October is a month that speaks of life, in all its forms.
It’s a time when nature changes, colors deepen, and the rhythm slows, inviting awareness.
But it’s also a month when the communication of care takes center stage: messages of prevention, health, and support intertwine, placing people and their stories at the heart.
October is the month of the pink ribbon, of nurturing motherhood, of the care that accompanies even the most fragile moments.
It’s the time when the language of health becomes storytelling, and communication turns into a tool of connection.
Because communicating care doesn’t just mean sharing information or data, it means giving value to words, turning them into instruments of closeness, trust, and understanding.

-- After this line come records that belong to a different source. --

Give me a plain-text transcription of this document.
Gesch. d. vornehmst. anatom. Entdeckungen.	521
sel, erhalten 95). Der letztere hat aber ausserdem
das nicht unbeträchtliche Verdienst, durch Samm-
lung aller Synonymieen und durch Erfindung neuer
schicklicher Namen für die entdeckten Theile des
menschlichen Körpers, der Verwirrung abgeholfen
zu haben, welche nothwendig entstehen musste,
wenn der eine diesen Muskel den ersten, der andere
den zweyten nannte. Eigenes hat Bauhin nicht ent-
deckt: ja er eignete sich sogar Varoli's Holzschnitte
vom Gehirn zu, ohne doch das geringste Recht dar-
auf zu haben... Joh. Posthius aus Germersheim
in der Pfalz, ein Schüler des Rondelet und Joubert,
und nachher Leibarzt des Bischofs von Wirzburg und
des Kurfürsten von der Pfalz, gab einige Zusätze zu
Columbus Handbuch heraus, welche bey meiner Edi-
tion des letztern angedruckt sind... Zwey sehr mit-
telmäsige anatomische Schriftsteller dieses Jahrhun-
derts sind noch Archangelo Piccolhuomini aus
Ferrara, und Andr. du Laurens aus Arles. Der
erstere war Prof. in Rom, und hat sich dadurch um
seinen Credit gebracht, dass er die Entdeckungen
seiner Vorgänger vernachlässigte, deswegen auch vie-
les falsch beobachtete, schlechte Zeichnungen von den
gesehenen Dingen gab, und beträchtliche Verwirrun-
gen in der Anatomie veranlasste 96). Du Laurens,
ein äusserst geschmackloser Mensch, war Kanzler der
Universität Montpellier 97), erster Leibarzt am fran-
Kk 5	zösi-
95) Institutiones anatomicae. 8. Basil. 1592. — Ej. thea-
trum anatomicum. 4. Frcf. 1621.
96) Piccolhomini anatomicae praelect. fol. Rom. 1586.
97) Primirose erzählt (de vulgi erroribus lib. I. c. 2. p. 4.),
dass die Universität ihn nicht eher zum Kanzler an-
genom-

Words can build or divide, support or wound.
For communicators, choosing words consciously is an act of responsibility, and also the most authentic form of care.
Communicating prevention: the value of the pink ribbon
World Breast Cancer Awareness Day reminds us every year that prevention saves lives, but also that words can heal.
Behind every campaign, behind every pink ribbon, are faces and stories: women who have known fear, who have found courage, who have learned to be reborn.
Communicating prevention means telling these stories with respect, without pity and without sensationalism.
Words must support, not frighten; enlighten, not trivialize.
Prevention, in fact, begins here too: with empathetic communication capable of sparking trust, creating closeness, and making science human.
Every message, if chosen with care, can become a small spark of awareness that saves.
Breastfeeding: the language of nourishment
During World Breastfeeding Week, the focus shifts to another kind of care, one that nourishes, welcomes, and connects.
Breastfeeding is an ancient and powerful gesture, yet also deeply personal, intimate, unique.
Communicating about breastfeeding today means talking about freedom of choice, mutual support, inclusion.
It means telling not only the physical act of feeding, but the symbolic value of a growing relationship, made of glances, pauses, and shared silences.
Words, in this context, carry great weight: they can welcome or exclude, encourage or hurt.
Telling the story of breastfeeding with gentleness, avoiding judgment, means respecting the diversity of experiences and paths.
Because every mother, every child, every family has the right to feel seen, heard, and understood.
Hospice and palliative care: the dignity of words
October also hosts World Hospice and Palliative Care Day, a moment to reflect on the value of accompaniment, presence, and human limitation.
Speaking of the end of life is not easy, but it is necessary.
It’s a terrain where language becomes fragile, where every word carries weight, where silence can speak louder than a thousand sentences.
In this context, words become linguistic caresses, tools to restore dignity and humanity even when healing is no longer possible.
Communicating care in hospice means recognizing that relationship, listening, and presence are forms of medicine.
It means saying, with tenderness and sincerity: You are not alone. I am here with you.
Communication as an act of care
As a communication agency, we believe that words can heal.
Every message we craft, every campaign we tell, is an opportunity to convey respect, empathy, and awareness.
When communication meets health, it takes on a greater responsibility: not to wound, not to reduce, not to sensationalize fragility.
It means restoring value to truth, to balance, to listening.
Communicating care means choosing words that protect life, in all its shades.
It means remembering that behind every message there is a person, with their own story, fears, and hopes.
October reminds us that sometimes the most powerful communication is the one that knows how to pause, to listen, and to say: I see you. I’m here. I understand you.